The Philippines’ BRP Antonio Luna leading the three other participating ships during the first Multilateral Maritime Cooperative Activity between the Philippines, United States, Australia and Japan, in the South China Sea on April 7. Photo: Handout/Armed Forces of the Philippines/AFP

Marcos Jnr denied he had increased the number of EDCA bases to protect the Philippines in the event of an open conflict between the US and China over Taiwan, clarifying that the move was related to the South China Sea row.

Beijing views Taiwan as a renegade province that should be reintegrated into mainland control, by force if necessary. While many nations, including the US, do not officially acknowledge Taiwan as an independent state, they oppose any use of force to alter the status quo.

“No, I think this is turning the situation on its head. These [additional EDCA bases] are reactions to what happened in the South China Sea, to the aggressive actions we have had to deal with – the water cannoning, the lasers, the collision, the blocking of our banca [Tagalog for boats] of our fishermen, the putting of barriers across Scarborough Shoal, this is a reaction to that.”

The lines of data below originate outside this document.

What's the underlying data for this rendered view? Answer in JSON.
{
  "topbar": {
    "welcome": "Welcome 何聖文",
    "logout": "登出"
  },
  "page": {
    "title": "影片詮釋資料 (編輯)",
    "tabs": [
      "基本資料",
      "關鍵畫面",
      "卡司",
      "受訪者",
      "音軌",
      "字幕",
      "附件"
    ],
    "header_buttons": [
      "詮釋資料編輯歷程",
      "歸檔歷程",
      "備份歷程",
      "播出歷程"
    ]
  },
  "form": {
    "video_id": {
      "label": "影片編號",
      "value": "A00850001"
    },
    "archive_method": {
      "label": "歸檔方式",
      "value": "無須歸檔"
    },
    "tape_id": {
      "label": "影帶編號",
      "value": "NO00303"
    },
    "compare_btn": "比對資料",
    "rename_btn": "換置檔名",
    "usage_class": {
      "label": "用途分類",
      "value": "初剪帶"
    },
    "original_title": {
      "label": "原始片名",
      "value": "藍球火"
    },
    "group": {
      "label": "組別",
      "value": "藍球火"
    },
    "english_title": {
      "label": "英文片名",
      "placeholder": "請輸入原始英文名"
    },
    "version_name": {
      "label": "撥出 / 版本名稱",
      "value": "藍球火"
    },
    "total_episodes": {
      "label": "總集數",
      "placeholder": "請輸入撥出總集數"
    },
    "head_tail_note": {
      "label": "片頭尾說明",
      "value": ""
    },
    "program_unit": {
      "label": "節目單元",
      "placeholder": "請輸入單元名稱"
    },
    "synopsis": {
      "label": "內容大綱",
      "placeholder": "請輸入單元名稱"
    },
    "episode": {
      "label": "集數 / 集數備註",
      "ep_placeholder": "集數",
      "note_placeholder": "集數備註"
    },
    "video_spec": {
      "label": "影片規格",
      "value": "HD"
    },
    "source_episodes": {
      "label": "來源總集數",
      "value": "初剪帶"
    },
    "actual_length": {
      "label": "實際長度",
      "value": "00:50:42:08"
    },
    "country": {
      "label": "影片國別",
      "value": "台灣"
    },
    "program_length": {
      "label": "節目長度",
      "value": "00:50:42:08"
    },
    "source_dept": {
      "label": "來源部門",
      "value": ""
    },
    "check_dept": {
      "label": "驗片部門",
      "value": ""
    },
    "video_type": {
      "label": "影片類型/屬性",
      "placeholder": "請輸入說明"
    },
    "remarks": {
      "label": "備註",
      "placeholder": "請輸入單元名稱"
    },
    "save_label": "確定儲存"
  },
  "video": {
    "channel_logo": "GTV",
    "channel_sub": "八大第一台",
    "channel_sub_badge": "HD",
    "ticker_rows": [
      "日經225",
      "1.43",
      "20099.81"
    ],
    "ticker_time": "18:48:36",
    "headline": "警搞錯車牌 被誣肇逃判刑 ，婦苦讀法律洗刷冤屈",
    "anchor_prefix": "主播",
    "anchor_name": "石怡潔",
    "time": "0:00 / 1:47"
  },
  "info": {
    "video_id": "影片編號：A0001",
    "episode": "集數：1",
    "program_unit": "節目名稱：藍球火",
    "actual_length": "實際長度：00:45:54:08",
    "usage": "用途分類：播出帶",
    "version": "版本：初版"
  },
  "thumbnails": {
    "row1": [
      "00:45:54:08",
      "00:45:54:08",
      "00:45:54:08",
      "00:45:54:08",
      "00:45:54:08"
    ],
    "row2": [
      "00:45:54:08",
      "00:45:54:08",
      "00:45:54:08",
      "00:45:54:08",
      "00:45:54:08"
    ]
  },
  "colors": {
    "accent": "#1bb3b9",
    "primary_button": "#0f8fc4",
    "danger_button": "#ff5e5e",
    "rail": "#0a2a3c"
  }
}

He said the recent trilateral summit in Washington was “not a response to the immediate or current incidents that are happening to us, but a continuing development and evolution of a relationship that we have always had with the US and Japan.

“It is not directed at anyone or against anyone, it is merely a strengthening or a formalisation or an institutionalisation of the relationship of the US, Japan and the Philippines.”

Chinese maritime militia vessels are pictured near the Second Thomas Shoal in the South China Sea on March 5. Photo: Reuters

While security and defence were “a great part of that trilateral agreement,” Marcos Jnr said “an even greater part is the economic cooperation that is being fostered by the trilateral agreement”.

For instance, he said, the leaders discussed cooperation in semiconductors, renewable energy and technology transfer.

The Philippines would continue its oil and gas exploration activities in the South China Sea but would aim to avoid being embroiled in a dispute with China, Marcos Jnr added. The country plans to start with “low-hanging fruit or those reserves within our EEZ but not in our conflict area”.

Underlining Manila’s commitment to resume the activities in the West Philippine Sea despite its row with Beijing, Marcos Jnr said: “[The Chinese] insist these areas are in Chinese territories, therefore China law must be there. We of course don’t accept that.”